Jasper Bryant-Greene wrote:
On Tue, 21 Oct 2008 14:29:44 +1400, "Alex Hague"
wrote: I'm from a small (but growing) Kiwi website that has community generated content etc. I think that there is an additional point that has been missed so far: the web is no longer static. The uncertainty principal begins to apply - by them crawling entire sites they may begin to interact with the content on the sites inadvertently.
As far as I'm aware, the big crawlers don't perform POST, PUT, DELETE queries.
Seeing as HTTP requires GET to be idempotent, and not take any action other than retrieval, crawlers won't "interact" with well-designed websites if by "interact" you mean "change stuff".
Web crawlers can wander around grabbing difficult to generate dynamic content repeatedly. This content may be generated from queries from a database and require quite a bit of cpu and/or memory to convert to a form that's usable in a browser. While a user grabs a few pages of this slow dynamic content to answer whatever question they may have, because there may be potentially infinite ways of presenting this data, the crawler may inadvertantly start using up a lot of resources in the form of RAM and CPU. Often caching is applied to queries, since multiple people generally end up making similar, or even the exact same query.
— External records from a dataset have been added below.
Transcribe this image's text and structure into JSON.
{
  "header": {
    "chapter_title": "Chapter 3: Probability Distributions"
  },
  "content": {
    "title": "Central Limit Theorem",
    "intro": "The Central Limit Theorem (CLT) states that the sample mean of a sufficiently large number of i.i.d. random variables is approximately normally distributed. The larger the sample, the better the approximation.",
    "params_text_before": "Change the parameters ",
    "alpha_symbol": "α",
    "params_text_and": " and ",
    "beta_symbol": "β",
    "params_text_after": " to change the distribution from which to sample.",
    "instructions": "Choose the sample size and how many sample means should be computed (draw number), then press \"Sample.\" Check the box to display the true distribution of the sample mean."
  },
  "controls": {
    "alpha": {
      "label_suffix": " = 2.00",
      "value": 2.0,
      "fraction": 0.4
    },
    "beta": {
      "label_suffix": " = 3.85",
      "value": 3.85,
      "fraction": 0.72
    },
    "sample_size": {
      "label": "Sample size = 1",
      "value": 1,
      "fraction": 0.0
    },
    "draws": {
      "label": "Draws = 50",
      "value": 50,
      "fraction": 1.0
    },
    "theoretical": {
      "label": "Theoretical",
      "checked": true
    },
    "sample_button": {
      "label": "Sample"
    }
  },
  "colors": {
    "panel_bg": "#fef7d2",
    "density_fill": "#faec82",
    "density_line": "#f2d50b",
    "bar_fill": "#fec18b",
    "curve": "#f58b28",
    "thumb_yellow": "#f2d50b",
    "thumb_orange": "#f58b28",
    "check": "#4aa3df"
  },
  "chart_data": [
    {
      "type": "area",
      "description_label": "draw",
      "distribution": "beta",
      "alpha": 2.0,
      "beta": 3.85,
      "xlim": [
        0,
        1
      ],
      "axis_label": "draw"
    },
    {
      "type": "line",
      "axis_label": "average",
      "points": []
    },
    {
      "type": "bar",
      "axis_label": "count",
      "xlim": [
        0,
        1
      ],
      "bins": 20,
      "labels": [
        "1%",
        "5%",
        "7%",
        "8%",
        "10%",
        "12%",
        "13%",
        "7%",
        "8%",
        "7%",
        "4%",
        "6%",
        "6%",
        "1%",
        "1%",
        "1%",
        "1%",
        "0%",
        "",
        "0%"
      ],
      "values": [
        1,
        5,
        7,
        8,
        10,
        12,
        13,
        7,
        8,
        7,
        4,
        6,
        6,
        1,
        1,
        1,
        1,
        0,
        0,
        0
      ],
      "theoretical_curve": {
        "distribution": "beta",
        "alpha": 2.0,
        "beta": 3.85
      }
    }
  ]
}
However a bot generating millions of these queries can quickly fill up caches forcing expiry of "old" (but not yet stale) entries from the cache. (Or if the code wasn't written sufficiently well, filling up the disk the cache is stored on). Usually you protect such content with robots.txt, and robots meta headers telling robots to stay away. While my sites are currently setup I believe can handle this kind of load, in the past this has been a problem. Keeping robots out of an area may be there for the robots protection, not to try and "hide" the content. (Although I agree that people making sites that can change state with a GET are asking for trouble.)